How India's Single Time Zone Is Hurting Its People (bbc.com)
"The BBC reports on the detrimental effects of all of India being in one time zone since British Colonial rule," writes Slashdot reader dryriver. From the report: India stretches 3,000km (1,864 miles) from east to west, spanning roughly 30 degrees longitude. This corresponds with a two-hour difference in mean solar times -- the passage of time based on the position of the sun in the sky. The U.S. equivalent would be New York and Utah sharing one time zone. Except that in this case, it also affects more than a billion people -- hundreds of millions of whom live in poverty. The school day starts at more or less the same time everywhere in India but children go to bed later and have reduced sleep in areas where the sun sets later. An hour's delay in sunset time reduces children's sleep by 30 minutes. Using data from the India Time Survey and the national Demographic and Health Survey, [Cornell University Economist] Maulik Jagnani found that school-going children exposed to later sunsets get fewer years of education, and are less likely to complete primary and middle school. He found evidence that suggested that sunset-induced sleep deprivation is more pronounced among the poor, especially in periods when households face severe financial constraints. "This might be because sleep environments among poor households are associated with noise, heat, mosquitoes, overcrowding, and overall uncomfortable physical conditions. The poor may lack the financial resources to invest in sleep-inducing goods like window shades, separate rooms, indoor beds and adjust their sleep schedules," he told me.

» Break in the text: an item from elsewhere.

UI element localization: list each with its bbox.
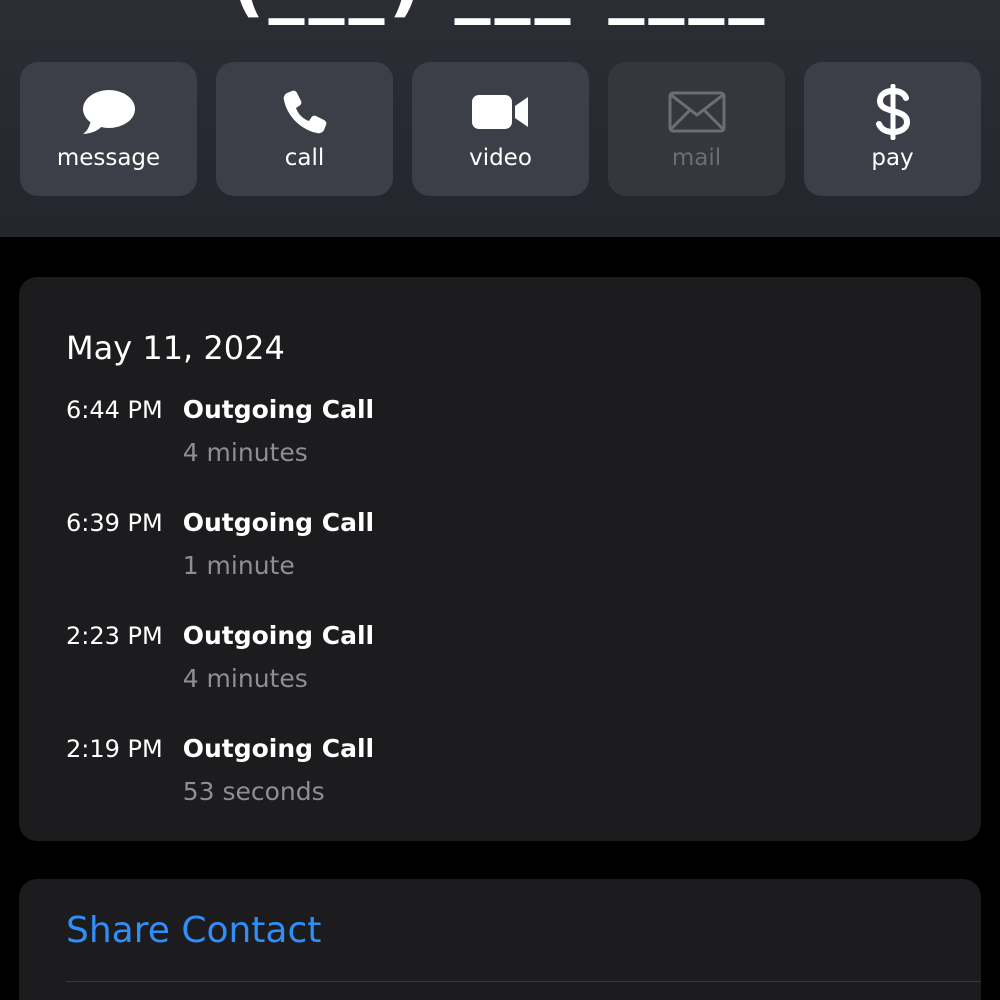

it spans 5 time zones. Its kids must have even more problems.
The Chinese have figured out how to stagger school opening times. The students in Xinjiang go to class much later than students in Heilongjiang.
Apparently the Indians haven't thought of that yet.
The portion exposed to later sunsets, by 30 minutes are the states of Rajastan and the kutch of Gujarat. The most arid, dry parts of India that includes the Thar desert. At the border is Pakistan, in a different time zone giving children across the border better sleep time.
One would think compare the achievements of children across the border of India and Pakistan to see the effect of time zone, while keeping remaining geographical influences the same. Instead the researcher compares the densely populated fertile parts of India with the desert part of India and tries to attribute the differences to the time zone.
It is a thesis from Cornell. I read only the abstract and the intro. I did not see any indication the researcher is controlling for this. Hope there is a good explanation for it.